= Ilse Totzke =

German musician (1913–1987)

Ilse Sonja Totzke (4 August 1913 – 23 March 1987) was a German musician who had studied in Würzburg where she made a number of Jewish friends. After the Nuremberg Laws were enacted in 1935, she was reported to the Gestapo for associating with Jews but it was not until 1941 that she was warned not to continue these relationships. In late 1942, she nevertheless began a friendship with Ruth Basinski, a Jew, with whom she attempted to flee to Switzerland the following February. They reached the border but the Swiss guards handed them over to the Germans. Basinski was sent to the Auschwitz Concentration Camp while Totzke was returned to Würzburg.
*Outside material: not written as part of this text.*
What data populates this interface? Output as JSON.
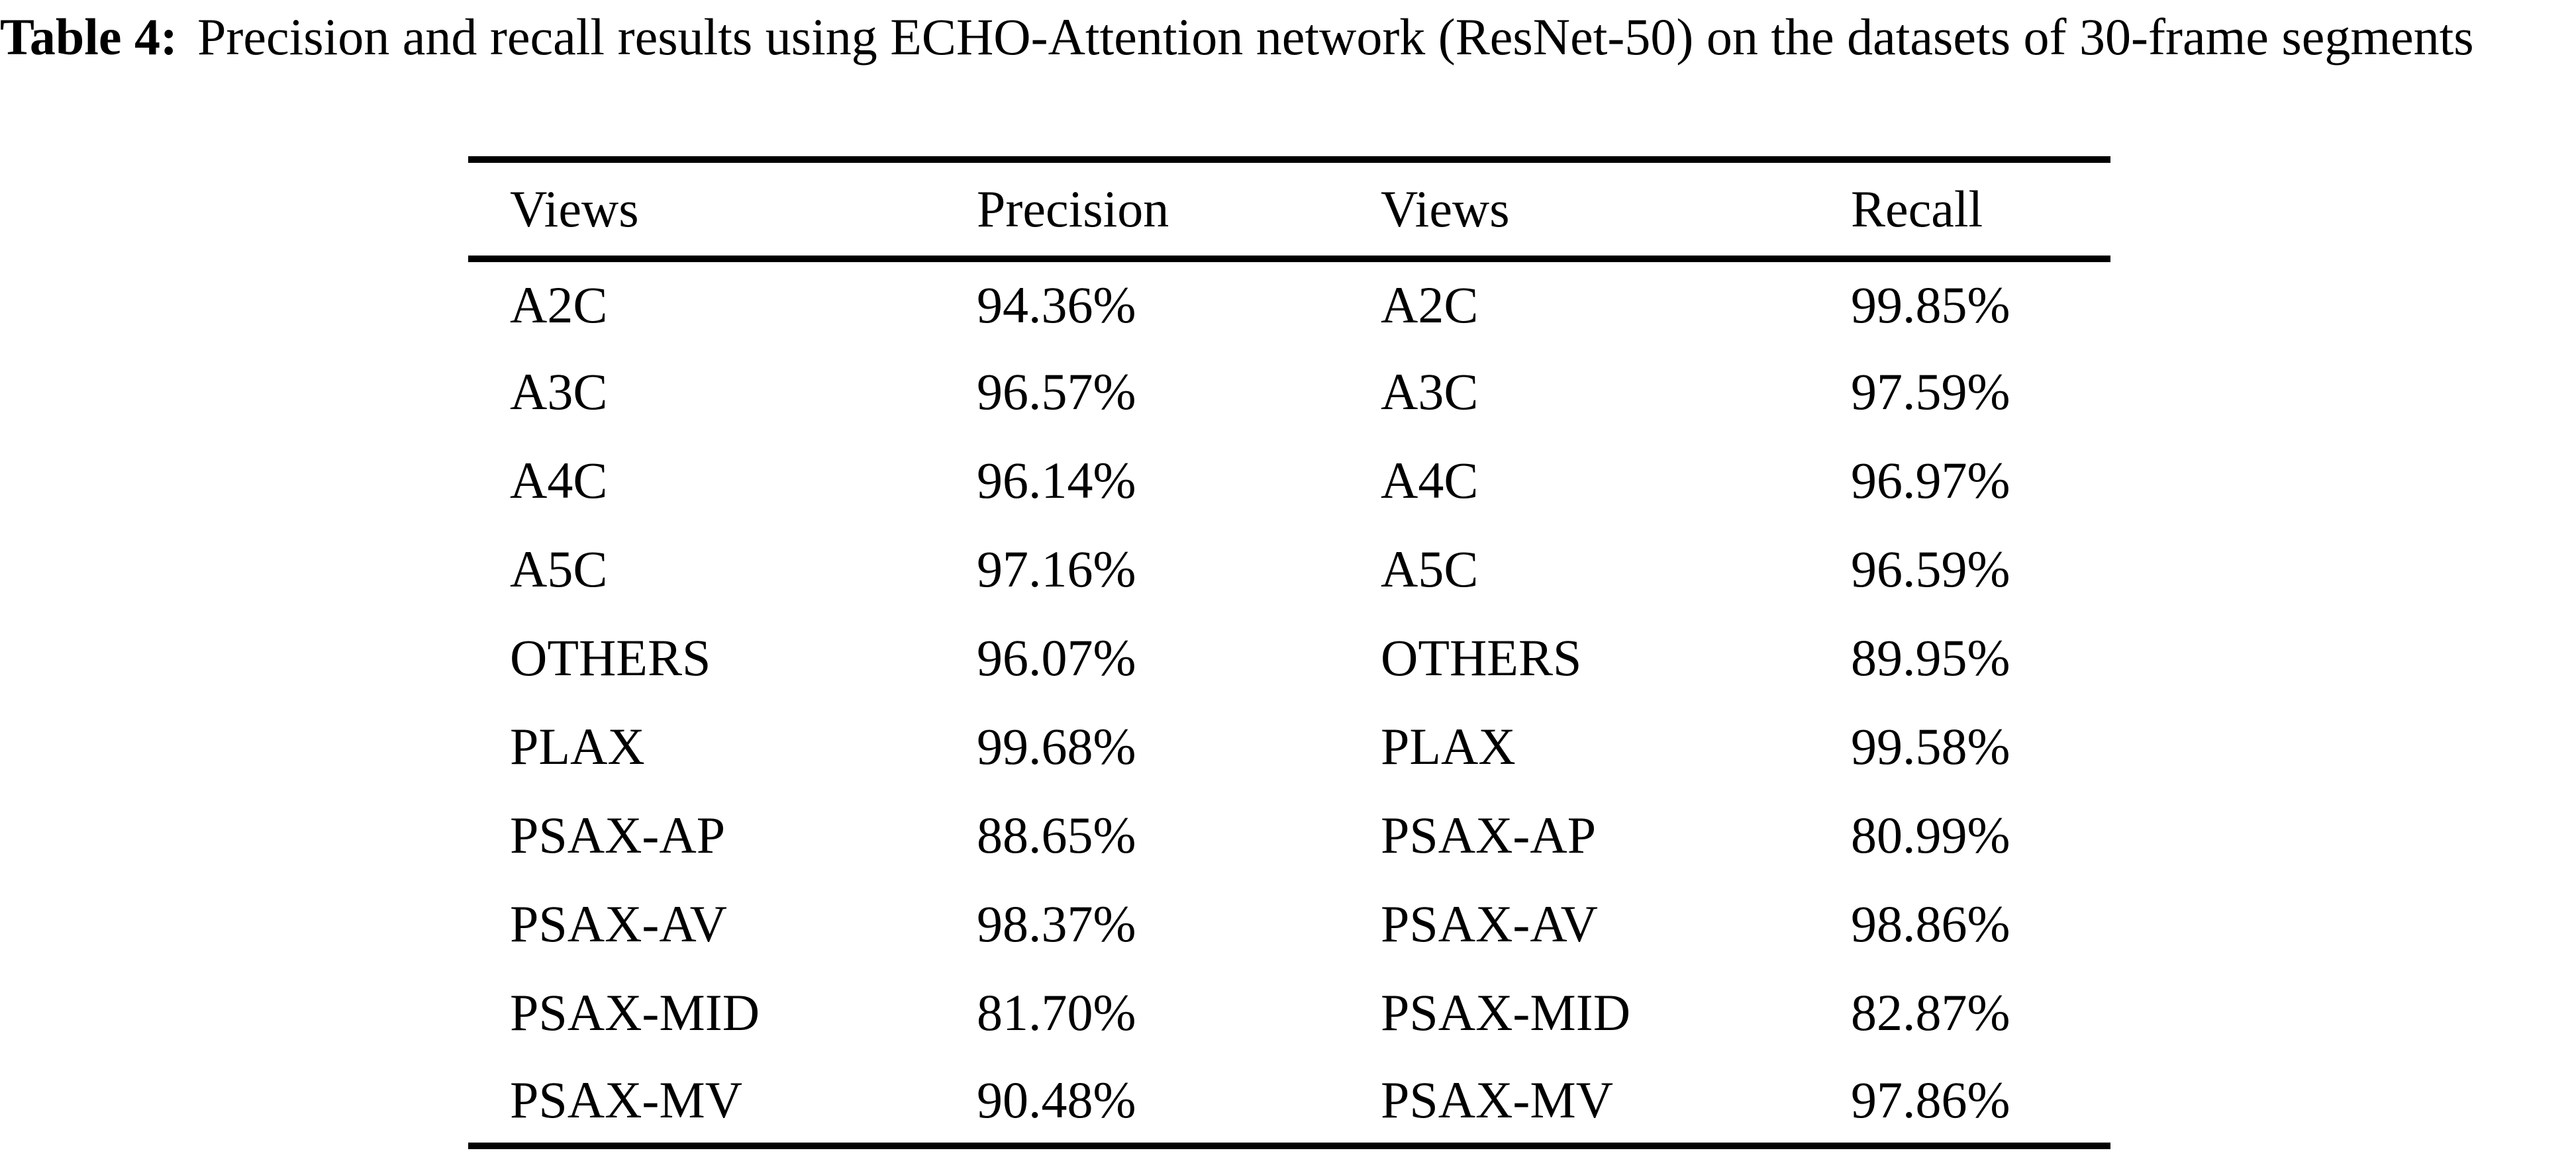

After insisting on maintaining relationships with her Jewish friends, she was sent to the Ravensbrück Concentration Camp in May 1943. A gifted flautist, Basinski became a member of the Auschwitz orchestra. Totzke survived until she was liberated in April 1945. Totzke was recognized as Righteous Among the Nations in March 1995.

==Biography==
Ilse Sonje Totzke was born on 4 August 1913 in Strasbourg, then in Germany, the daughter of the Alsatian actress Sofie Wilhelmine Huth and Ernst Otto Totzke, who conducted the theatre orchestra. In 1919, she moved to Mannheim with her father while her mother remained in Strasbourg where she died in 1920. After completing her schooling in Ludwigshafen, in 1932 Ilse Totzke moved to Würzburg where she studied piano, violin and conducting at the Bavarian State Conservatory.

In November 1935, she was involved in a serious motorbike accident which was given as the reason she could not continue her studies. However it turned out that the real reason was that she continued her friendships with Jews, refused to give the Nazi greeting and that she was a lesbian.
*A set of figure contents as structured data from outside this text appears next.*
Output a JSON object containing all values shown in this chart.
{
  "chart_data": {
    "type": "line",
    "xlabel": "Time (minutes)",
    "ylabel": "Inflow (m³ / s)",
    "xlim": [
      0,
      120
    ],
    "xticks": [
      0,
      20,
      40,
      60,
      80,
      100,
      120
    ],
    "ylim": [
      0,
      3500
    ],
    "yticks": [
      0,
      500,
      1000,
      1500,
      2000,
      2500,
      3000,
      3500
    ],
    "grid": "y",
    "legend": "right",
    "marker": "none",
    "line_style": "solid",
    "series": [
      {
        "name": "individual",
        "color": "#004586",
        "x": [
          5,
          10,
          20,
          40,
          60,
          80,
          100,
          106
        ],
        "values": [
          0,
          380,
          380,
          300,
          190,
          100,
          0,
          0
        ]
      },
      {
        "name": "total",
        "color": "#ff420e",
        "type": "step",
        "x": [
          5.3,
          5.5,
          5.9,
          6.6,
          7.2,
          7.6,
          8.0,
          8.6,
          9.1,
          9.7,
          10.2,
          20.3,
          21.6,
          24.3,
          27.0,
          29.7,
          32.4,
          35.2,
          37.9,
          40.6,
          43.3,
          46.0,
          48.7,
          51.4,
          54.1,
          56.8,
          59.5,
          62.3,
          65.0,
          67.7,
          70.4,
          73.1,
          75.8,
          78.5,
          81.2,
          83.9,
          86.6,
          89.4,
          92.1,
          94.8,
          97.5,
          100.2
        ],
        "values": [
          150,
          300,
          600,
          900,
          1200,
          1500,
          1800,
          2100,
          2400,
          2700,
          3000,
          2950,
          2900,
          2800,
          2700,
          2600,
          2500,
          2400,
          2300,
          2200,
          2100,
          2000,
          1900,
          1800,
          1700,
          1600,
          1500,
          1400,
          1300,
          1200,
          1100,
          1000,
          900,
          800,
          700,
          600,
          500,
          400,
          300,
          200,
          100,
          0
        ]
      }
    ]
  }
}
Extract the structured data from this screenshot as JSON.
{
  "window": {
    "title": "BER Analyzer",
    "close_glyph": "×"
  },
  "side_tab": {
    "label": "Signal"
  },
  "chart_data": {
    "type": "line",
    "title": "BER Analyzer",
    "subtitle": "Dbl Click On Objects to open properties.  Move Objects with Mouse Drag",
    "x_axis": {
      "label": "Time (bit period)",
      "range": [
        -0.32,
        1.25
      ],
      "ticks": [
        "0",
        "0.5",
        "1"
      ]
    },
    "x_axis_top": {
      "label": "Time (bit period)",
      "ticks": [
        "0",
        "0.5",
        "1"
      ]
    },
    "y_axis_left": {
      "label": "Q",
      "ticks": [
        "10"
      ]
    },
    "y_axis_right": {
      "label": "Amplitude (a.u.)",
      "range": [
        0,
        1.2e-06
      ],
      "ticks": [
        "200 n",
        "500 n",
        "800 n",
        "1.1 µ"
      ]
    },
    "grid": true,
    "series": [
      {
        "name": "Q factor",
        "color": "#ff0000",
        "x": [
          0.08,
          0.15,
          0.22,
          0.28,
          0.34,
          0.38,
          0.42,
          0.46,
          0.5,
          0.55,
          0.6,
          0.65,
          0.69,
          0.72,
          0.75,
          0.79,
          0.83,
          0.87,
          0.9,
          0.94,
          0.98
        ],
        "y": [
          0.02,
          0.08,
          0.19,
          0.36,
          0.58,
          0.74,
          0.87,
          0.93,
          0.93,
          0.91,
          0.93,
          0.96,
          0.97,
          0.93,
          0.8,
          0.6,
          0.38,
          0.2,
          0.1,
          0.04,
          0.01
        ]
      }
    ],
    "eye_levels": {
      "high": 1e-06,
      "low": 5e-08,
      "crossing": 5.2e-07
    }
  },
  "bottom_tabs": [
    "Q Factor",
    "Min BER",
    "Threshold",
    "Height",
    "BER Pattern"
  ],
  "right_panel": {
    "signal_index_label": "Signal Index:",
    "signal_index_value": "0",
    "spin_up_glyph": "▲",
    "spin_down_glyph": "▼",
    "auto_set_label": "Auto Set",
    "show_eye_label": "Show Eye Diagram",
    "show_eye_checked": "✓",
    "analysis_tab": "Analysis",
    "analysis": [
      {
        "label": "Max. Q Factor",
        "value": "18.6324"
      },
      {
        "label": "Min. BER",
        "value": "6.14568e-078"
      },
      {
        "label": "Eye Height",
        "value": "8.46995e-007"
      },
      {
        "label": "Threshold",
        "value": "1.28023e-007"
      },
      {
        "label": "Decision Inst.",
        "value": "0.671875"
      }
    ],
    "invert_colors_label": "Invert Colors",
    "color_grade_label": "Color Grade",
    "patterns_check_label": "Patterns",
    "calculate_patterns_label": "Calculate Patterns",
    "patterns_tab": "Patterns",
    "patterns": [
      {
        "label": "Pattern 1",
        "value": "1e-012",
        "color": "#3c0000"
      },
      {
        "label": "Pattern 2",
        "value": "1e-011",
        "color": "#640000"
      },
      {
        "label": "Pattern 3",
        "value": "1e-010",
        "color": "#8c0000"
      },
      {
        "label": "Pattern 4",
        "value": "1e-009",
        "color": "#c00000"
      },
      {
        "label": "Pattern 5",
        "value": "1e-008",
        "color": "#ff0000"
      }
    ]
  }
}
Despite the Nuremberg Laws which were enacted in 1935, prohibiting relationships between Aryans and Jews, Totzke continued her friendships. She was repeatedly denounced to the Gestapo but it was not until October 1941 that she was taken in and forced to sign a declaration stating that further disobedience would lead to transfer to a concentration camp. In connection with a visit to Berlin in 1942, Totzke was asked by the wife of a Würzburg Jew to contact a Ruth Basinski, a former student of the Academy for the Science of Judaism, in order to send a message to her son. She met Basinski, befriended her and spent at least one night at her apartment. Once again in Berlin in February 1943, she tried to find Basinski but was told by neighbours that she was on Augustrasse, awaiting deportation. She convinced Basinski to flee with her to Switzerland and on 26 February they crossed the border near Durmenach but they were sent back by the Swiss border guards. The following night they made a further attempt but this time, the Swiss guards handed them over to the Germans. Basinski was sent back to Berlin and later deported to Auschwitz.

Totzke was sent back to Würzburg where, during her interrogation, she stated:
"I have been considering fleeing Germany for quite some time as I do not feel well under Hitler's rule. In particular, I have found the Nuremberg Laws to be incomprehensible and this is also the reason why I continued to maintain contact with the Jews who were my acquaintances."

She was subsequently sent to Ravensbrück Concentration Camp on 12 May 1943. As a flautist in the Ravensbrück orchestra, she survived until she was liberated by the Allies on 26 April 1945.

Little is known of her subsequent life but she apparently returned to Alsace where she died in Haguenau on 23 March 1987. On 23 March 1995, she was recognized by Yad Vashem as Righteous Among the Nations.